13. Opinione pubblica

La massificazione della società attuale, la standardizzazione e spersonalizzazione dell’uomo moderno. Questi sono i temi fondamentali per la nascita dell’opinione pubblica. Il suo soggetto ed oggetto sono pubblici, conosciuti e condivisi dai più che privi di una propria personalità si fanno forza nella massa.
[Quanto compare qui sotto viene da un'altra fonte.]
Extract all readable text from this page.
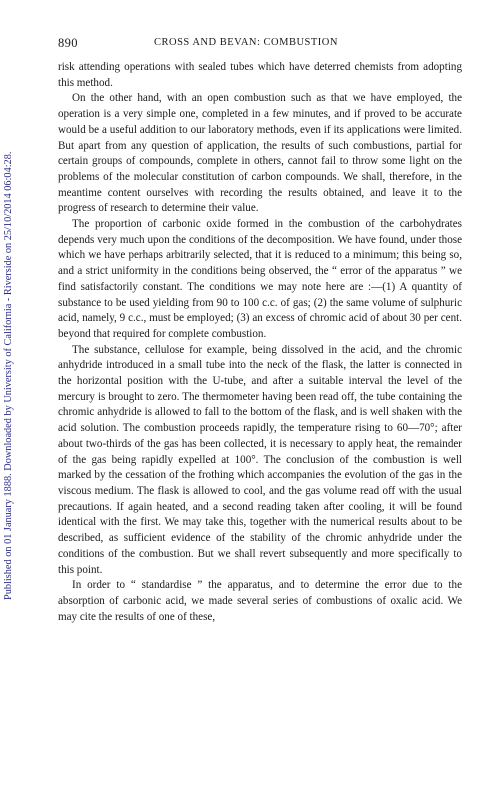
Published on 01 January 1888. Downloaded by University of California - Riverside on 25/10/2014 06:04:28.
890	CROSS AND BEVAN: COMBUSTION

risk attending operations with sealed tubes which have deterred chemists from adopting this method.

On the other hand, with an open combustion such as that we have employed, the operation is a very simple one, completed in a few minutes, and if proved to be accurate would be a useful addition to our laboratory methods, even if its applications were limited. But apart from any question of application, the results of such combustions, partial for certain groups of compounds, complete in others, cannot fail to throw some light on the problems of the molecular constitution of carbon compounds. We shall, therefore, in the meantime content ourselves with recording the results obtained, and leave it to the progress of research to determine their value.

The proportion of carbonic oxide formed in the combustion of the carbohydrates depends very much upon the conditions of the decomposition. We have found, under those which we have perhaps arbitrarily selected, that it is reduced to a minimum; this being so, and a strict uniformity in the conditions being observed, the “ error of the apparatus ” we find satisfactorily constant. The conditions we may note here are :—(1) A quantity of substance to be used yielding from 90 to 100 c.c. of gas; (2) the same volume of sulphuric acid, namely, 9 c.c., must be employed; (3) an excess of chromic acid of about 30 per cent. beyond that required for complete combustion.

The substance, cellulose for example, being dissolved in the acid, and the chromic anhydride introduced in a small tube into the neck of the flask, the latter is connected in the horizontal position with the U-tube, and after a suitable interval the level of the mercury is brought to zero. The thermometer having been read off, the tube containing the chromic anhydride is allowed to fall to the bottom of the flask, and is well shaken with the acid solution. The combustion proceeds rapidly, the temperature rising to 60—70°; after about two-thirds of the gas has been collected, it is necessary to apply heat, the remainder of the gas being rapidly expelled at 100°. The conclusion of the combustion is well marked by the cessation of the frothing which accompanies the evolution of the gas in the viscous medium. The flask is allowed to cool, and the gas volume read off with the usual precautions. If again heated, and a second reading taken after cooling, it will be found identical with the first. We may take this, together with the numerical results about to be described, as sufficient evidence of the stability of the chromic anhydride under the conditions of the combustion. But we shall revert subsequently and more specifically to this point.

In order to “ standardise ” the apparatus, and to determine the error due to the absorption of carbonic acid, we made several series of combustions of oxalic acid. We may cite the results of one of these,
L’opinione pubblica, una pubblica condivisione di idee, rassicura gli uomini facendoli sentire meno soli. Pur non conoscendo le persone che incarnano le proprie idee, gli uomini si vestono della altrui opinioni, sostenendole e contribuendo alla creazione di un’opinione pubblica, il cui oggetto è conosciuto e condiviso dai più. Questi i presupposti per la formazione di un’opinione pubblica, la cui forza ed efficacia è direttamente proporzionale con la quantità e la qualità delle persone che la sostengono. Il mezzo che meglio esprime l’opinione pubblica odierna è l’informazione, colonna portante dei nostri tempi.

14. Informazione contingente

L’attualità delle notizie dà vita all’informazione di carattere contingente. E’ il contingente che dà vita alla notizia; vive quanto quel rapporto contingente tempestivo che si instaura fra l’evento, l’estensore, il testo ed il recettore. Quest’ultimo è costituito da un soggetto generico che può abbracciare anche tutto il mondo ed è proprio per questo che il contenuto di questa informazione non può che essere generico. Importante risulta l’accessibilità e quindi la pubblicità dell’informazione dell’attualità.
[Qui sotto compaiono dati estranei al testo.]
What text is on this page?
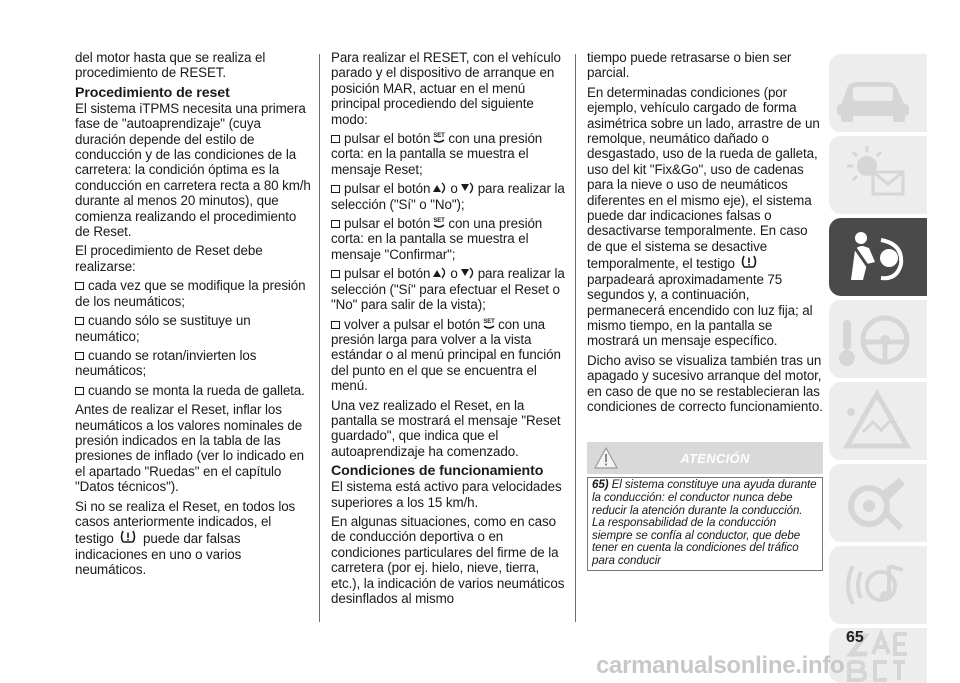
del motor hasta que se realiza el procedimiento de RESET.

Procedimiento de reset

El sistema iTPMS necesita una primera fase de "autoaprendizaje" (cuya duración depende del estilo de conducción y de las condiciones de la carretera: la condición óptima es la conducción en carretera recta a 80 km/h durante al menos 20 minutos), que comienza realizando el procedimiento de Reset.

El procedimiento de Reset debe realizarse:

cada vez que se modifique la presión de los neumáticos;

cuando sólo se sustituye un neumático;

cuando se rotan/invierten los neumáticos;

cuando se monta la rueda de galleta.

Antes de realizar el Reset, inflar los neumáticos a los valores nominales de presión indicados en la tabla de las presiones de inflado (ver lo indicado en el apartado "Ruedas" en el capítulo "Datos técnicos").

Si no se realiza el Reset, en todos los casos anteriormente indicados, el testigo puede dar falsas indicaciones en uno o varios neumáticos.

Para realizar el RESET, con el vehículo parado y el dispositivo de arranque en posición MAR, actuar en el menú principal procediendo del siguiente modo:

pulsar el botón SET con una presión corta: en la pantalla se muestra el mensaje Reset;

pulsar el botón o para realizar la selección ("Sí" o "No");

pulsar el botón SET con una presión corta: en la pantalla se muestra el mensaje "Confirmar";

pulsar el botón o para realizar la selección ("Sí" para efectuar el Reset o "No" para salir de la vista);

volver a pulsar el botón SET con una presión larga para volver a la vista estándar o al menú principal en función del punto en el que se encuentra el menú.

Una vez realizado el Reset, en la pantalla se mostrará el mensaje "Reset guardado", que indica que el autoaprendizaje ha comenzado.

Condiciones de funcionamiento

El sistema está activo para velocidades superiores a los 15 km/h.

En algunas situaciones, como en caso de conducción deportiva o en condiciones particulares del firme de la carretera (por ej. hielo, nieve, tierra, etc.), la indicación de varios neumáticos desinflados al mismo

tiempo puede retrasarse o bien ser parcial.

En determinadas condiciones (por ejemplo, vehículo cargado de forma asimétrica sobre un lado, arrastre de un remolque, neumático dañado o desgastado, uso de la rueda de galleta, uso del kit "Fix&Go", uso de cadenas para la nieve o uso de neumáticos diferentes en el mismo eje), el sistema puede dar indicaciones falsas o desactivarse temporalmente. En caso de que el sistema se desactive temporalmente, el testigo
parpadeará aproximadamente 75 segundos y, a continuación, permanecerá encendido con luz fija; al mismo tiempo, en la pantalla se mostrará un mensaje específico.

Dicho aviso se visualiza también tras un apagado y sucesivo arranque del motor, en caso de que no se restablecieran las condiciones de correcto funcionamiento.

ATENCIÓN
65) El sistema constituye una ayuda durante la conducción: el conductor nunca debe reducir la atención durante la conducción. La responsabilidad de la conducción siempre se confía al conductor, que debe tener en cuenta la condiciones del tráfico para conducir
65
carmanualsonline.info
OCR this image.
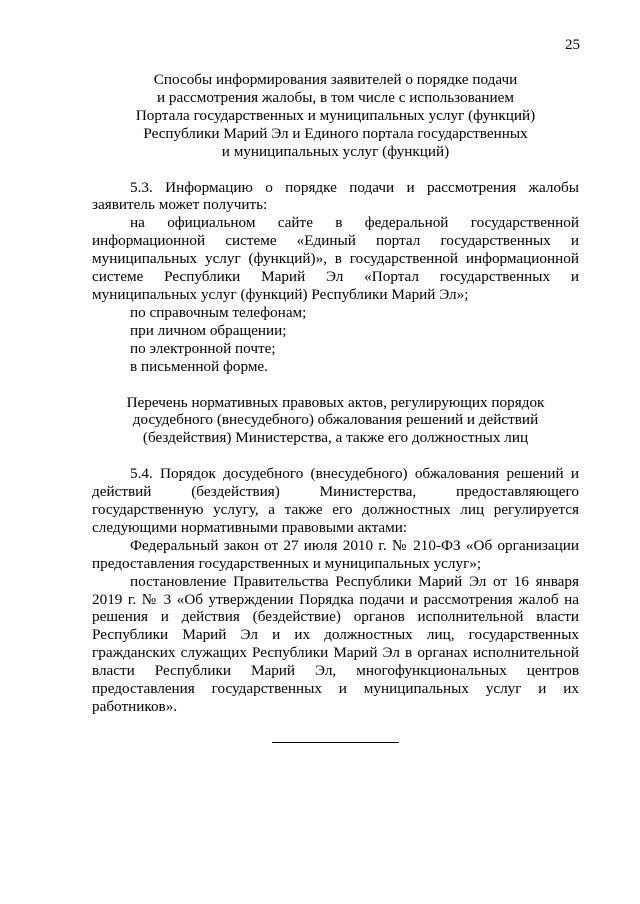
25
Способы информирования заявителей о порядке подачи
и рассмотрения жалобы, в том числе с использованием
Портала государственных и муниципальных услуг (функций)
Республики Марий Эл и Единого портала государственных
и муниципальных услуг (функций)

5.3. Информацию о порядке подачи и рассмотрения жалобы заявитель может получить:

на официальном сайте в федеральной государственной информационной системе «Единый портал государственных и муниципальных услуг (функций)», в государственной информационной системе Республики Марий Эл «Портал государственных и муниципальных услуг (функций) Республики Марий Эл»;

по справочным телефонам;

при личном обращении;

по электронной почте;

в письменной форме.

Перечень нормативных правовых актов, регулирующих порядок
досудебного (внесудебного) обжалования решений и действий
(бездействия) Министерства, а также его должностных лиц

5.4. Порядок досудебного (внесудебного) обжалования решений и действий (бездействия) Министерства, предоставляющего государственную услугу, а также его должностных лиц регулируется следующими нормативными правовыми актами:

Федеральный закон от 27 июля 2010 г. № 210-ФЗ «Об организации предоставления государственных и муниципальных услуг»;

постановление Правительства Республики Марий Эл от 16 января 2019 г. № 3 «Об утверждении Порядка подачи и рассмотрения жалоб на решения и действия (бездействие) органов исполнительной власти Республики Марий Эл и их должностных лиц, государственных гражданских служащих Республики Марий Эл в органах исполнительной власти Республики Марий Эл, многофункциональных центров предоставления государственных и муниципальных услуг и их работников».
Le opinioni contingenti devono essere ‘fattori di conformità’ per il gruppo a cui si rivolgono. Ciò vuol dire che il successo di un’informazione di ordine pubblicistico si ha quando il recettore è portato ad accettare l’opinione che il promotore gli propone. Per concentrare e limitare l’attenzione del pubblico è necessaria la ripetizione e la periodicità, elementi caratterizzanti questo tipo di informazione. Strumento principe il giornale.

15. Informazione non contingente

Il termine informazione non contingente, indica un lento, non coercitivo e razionale processo di informazione, tipico di contenuti che non hanno rapporto con il momento presente. Si parla di cultura, di didattica, di notizie inerenti opinioni cristallizzate e valori.
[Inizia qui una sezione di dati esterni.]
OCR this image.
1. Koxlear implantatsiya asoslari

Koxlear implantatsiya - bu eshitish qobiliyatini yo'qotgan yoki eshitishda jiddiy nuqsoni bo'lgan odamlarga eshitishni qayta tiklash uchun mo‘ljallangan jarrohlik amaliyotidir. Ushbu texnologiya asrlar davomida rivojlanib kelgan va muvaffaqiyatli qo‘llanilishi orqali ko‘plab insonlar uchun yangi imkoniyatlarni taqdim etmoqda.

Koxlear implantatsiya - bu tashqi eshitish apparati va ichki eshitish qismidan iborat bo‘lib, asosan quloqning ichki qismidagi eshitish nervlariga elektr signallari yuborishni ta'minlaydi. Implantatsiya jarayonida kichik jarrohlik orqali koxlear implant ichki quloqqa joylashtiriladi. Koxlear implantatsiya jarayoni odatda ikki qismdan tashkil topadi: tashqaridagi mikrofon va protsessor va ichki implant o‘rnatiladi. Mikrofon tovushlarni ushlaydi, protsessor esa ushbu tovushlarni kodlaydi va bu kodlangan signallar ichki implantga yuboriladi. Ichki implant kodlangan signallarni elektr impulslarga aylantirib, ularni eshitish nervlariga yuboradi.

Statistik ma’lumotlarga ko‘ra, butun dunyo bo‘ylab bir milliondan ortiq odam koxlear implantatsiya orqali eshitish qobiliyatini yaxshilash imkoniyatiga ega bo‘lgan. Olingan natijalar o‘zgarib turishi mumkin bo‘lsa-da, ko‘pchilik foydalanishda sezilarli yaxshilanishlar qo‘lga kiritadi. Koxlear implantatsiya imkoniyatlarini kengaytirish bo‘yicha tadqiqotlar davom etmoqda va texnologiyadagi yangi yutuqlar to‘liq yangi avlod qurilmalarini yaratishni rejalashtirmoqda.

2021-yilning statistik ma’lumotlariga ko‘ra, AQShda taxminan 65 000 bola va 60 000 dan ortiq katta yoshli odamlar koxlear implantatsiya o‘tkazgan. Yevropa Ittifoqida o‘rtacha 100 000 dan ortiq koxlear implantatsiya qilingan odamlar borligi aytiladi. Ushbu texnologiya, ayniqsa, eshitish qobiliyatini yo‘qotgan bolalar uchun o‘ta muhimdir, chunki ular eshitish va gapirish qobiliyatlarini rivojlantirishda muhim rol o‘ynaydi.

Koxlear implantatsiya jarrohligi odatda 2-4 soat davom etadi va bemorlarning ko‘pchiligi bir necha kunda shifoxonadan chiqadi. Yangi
Questo il contenuto di informazioni di carattere non contingente, di cui né la tempestività né la novità sono elementi caratterizzanti. Il promotore in questo caso è per lo più qualificato, così come il recettore, perché il processo è bilaterale. Come dire che tra chi propone un tema e chi lo apprende, è necessaria un’interazione.

Seppure il non contingente si articoli tramite procedimenti logici e razionali, su opinioni cristallizzate, può utilizzare, talvolta, gli stessi strumenti validi per l’informazione contingente, quindi la radio, la televisione, il cinema, la rete, la cui informazione si distingue per i contenuti proposti, tenendo tuttavia presenti i limiti strutturali e il  diverso linguaggio che questi mezzi richiedono.